Chapter 3 argues that Stevens’ imaginative compositions of collectivity and audience provide another vantage point from which to highlight the contextual dimensions of his poetics of autonomy. In his longest and most intricate poem, “Owl’s Clover,” Stevens explores both the potentials and limits of aesthetic separation and autonomy for imagining new forms of collective agency, including the working classes. This exploration unfolds in tension with the period’s political-artistic aspirations to the inclusive “rhetoric of the people.” Stevens’ search for an inclusive “common” or “civil fiction” leads to a complex questioning of the imagination’s potential to expand from a local to a global vision of collectivity. The chapter demonstrates how by acknowledging the ideological pressures (fascist war and colonialism) that impede the aesthetic creation of a globally inclusive model of communal presence, Stevens takes the further step of resisting them, to affirm the continual need of poetry for envisaging prospective forms of collective life.

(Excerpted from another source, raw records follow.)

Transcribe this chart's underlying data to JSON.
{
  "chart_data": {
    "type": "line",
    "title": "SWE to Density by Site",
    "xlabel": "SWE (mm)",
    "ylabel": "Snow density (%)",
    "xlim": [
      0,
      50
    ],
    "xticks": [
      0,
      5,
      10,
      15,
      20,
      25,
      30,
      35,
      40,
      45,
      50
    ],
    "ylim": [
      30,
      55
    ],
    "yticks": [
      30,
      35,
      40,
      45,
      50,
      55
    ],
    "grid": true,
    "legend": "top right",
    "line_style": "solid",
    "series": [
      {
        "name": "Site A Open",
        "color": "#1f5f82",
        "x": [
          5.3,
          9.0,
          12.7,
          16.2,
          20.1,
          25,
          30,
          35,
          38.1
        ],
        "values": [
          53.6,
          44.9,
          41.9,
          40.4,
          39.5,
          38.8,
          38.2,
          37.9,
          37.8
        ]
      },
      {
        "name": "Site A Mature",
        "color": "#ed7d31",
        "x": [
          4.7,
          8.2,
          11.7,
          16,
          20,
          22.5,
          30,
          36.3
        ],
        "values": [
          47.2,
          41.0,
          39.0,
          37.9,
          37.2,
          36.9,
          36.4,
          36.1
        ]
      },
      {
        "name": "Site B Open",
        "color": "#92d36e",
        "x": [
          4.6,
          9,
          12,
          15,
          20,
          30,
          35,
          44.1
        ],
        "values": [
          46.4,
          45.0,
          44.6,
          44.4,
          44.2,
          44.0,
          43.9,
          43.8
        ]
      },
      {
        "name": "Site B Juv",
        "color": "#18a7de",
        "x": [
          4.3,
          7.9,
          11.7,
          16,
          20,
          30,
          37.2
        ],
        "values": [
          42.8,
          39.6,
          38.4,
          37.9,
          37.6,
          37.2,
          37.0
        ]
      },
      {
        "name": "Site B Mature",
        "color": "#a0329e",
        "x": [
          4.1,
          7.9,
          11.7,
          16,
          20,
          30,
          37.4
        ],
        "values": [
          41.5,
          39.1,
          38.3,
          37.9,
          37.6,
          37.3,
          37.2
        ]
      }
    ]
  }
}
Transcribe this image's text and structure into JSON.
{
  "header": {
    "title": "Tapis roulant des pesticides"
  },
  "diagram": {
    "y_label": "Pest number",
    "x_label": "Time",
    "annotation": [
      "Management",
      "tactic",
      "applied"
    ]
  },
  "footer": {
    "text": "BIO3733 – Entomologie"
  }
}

Wallace Stevens and the Poetics of Modernist Autonomy presents a rethinking of modernist claims to autonomy by focusing on the work of Wallace Stevens, one of the most renowned poets of the twentieth century. By showing how multiple socio-political currents underlie and motivate Stevens' version of autonomy, the book challenges the commonly received accounts of the term as art and literature's escape from the world. It provides new and close readings of Stevens' work including poems from different stages of the poet's career. It re-energizes a tradition of historicist readings of Stevens from the 1980s and 1990s. The study of Stevens' work in this book is developed in constant dialogue with current studies in modernism and aesthetic theory, particularly those offered by Jacques Rancière and Alain Badiou. The book explores the question of autonomy in Stevens' exploration of the aesthetic and social domains, and the vexed issue of his poetry's relation to philosophical thinking.